In a perfect world, it would. But since the world is not perfect, we have the opportunity to be constantly improving, which is why we’ve written these additional tips for physicians who have received a deposition.
Tip #1: Show your work!
The end of the workers’ comp claim is marked by the calculation of the injured worker’s WPI (Whole Person Impairment), which is determined by plugging in the effect of the injury on the patient’s ADLs (Activities of Daily Living). Assuming that the ADLs were collected accurately, the WPI should accurately reflect the data that is collected. The more sound the data
, the more accurate the WPI will be, assuming that the calculations were done correctly.

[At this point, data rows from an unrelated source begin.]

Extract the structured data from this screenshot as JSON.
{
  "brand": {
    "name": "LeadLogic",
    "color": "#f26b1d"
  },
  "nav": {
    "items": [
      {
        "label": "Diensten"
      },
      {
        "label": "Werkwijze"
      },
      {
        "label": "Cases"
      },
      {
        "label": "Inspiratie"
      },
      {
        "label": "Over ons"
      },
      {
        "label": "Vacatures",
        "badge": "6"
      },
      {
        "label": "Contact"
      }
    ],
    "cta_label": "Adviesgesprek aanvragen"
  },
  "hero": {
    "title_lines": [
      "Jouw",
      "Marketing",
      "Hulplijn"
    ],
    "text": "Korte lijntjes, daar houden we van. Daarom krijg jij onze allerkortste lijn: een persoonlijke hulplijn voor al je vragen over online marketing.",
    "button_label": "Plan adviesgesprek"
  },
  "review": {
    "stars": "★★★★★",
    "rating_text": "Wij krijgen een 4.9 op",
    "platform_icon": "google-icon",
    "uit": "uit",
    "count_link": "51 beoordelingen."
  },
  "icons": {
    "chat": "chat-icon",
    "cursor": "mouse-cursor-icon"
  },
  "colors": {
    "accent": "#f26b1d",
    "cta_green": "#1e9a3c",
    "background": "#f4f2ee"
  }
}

One major reason for a deposition is that the insurer suspects that the WPI, or the ADLs that were plugged in to calculate the WPI, may not be accurate or consistent. If you’ve been deposed, but you have all of this information handy, it’s best to have this information prepared. We know that it’s difficult for doctors to collect all of the required data for a perfect impairment report, which is the root-concern of so many problems in the workers’ comp system. Not having a comprehensive rundown of each of the ADLs
isn’t necessarily an indictment on the claim, but the more that you have, the more compelling your case will be.
In California, an Almaraz-Guzman alternative rating happens when the doctor has calculated the standard “Four Corners” WPI, and determines that the whole person impairment does not adequately reflect the functional loss. A word of advice, be ready to have a well reasoned story of an alternative rating is being suggested.
Tip #2: Be humble
Humans are emotional creatures, and as such, interactions between humans can determine the outcome of certain events, even in the professional sphere. When an attorney and a physician speak to one another, you have two professionals who have done a tremendous amount of work to achieve their title. We believe this is especially so for workers’ comp physicians.
So when an attorney sends a deposition to the physician, there is potential for either party to let the pride in their work step in front of what could otherwise be a very clear and professional conversation. Humility is key.
If you’ve never received a deposition before, take it as a learning opportunity. Keep an open mind about your rating and the calculations, or open to the consideration that some data may be incomplete or missing. Stay educational and prepared to learn.
Keep in mind that meeting with a stakeholder’s lawyer is the first of potentially several meetings that can stretch out for quite some time. That’s why first impressions, and any impressions thereafter, are important for all parties involved.
- The deposition is a result of a misunderstanding, not an indictment of your work quality.
Tip #3: Have your own attorney
If you’ve been deposed, that means that the adjuster and the injured worker are likely already working with attorneys regarding the claim. While workers’ compensation claims require the cooperation of the stakeholders, depositions introduce a dynamic that’s best handled between legal representatives. There are many different reasons that a physician would want legal representation as well. Reasons for representation would include having a representative with you to better communicate with the attorneys on legal questions and objections, provide guidance on any intellectual property that the physician may have employed in the rating. This would include any proprietary methods or data organizational approaches that are otherwise protected under copyright law. Finally, if the atmosphere turns contentious or a negative, the physician attorney can step in and be an advocate for resolving the conflict or helping the parties agree to a resolution. A physician deponent can rarely go wrong bringing their own representation to a deposition.
If we were to boil down the reasons that an attorney would hand a physician a deposition, one could say that it revolves around the question “Why was this impairment report your opinion?” Depositions are not intended to be punitive or a negative experience, rather it is intended for clarification. The physician job is to provide that clarification to the best of your ability, and for the best outcome consider our tips above.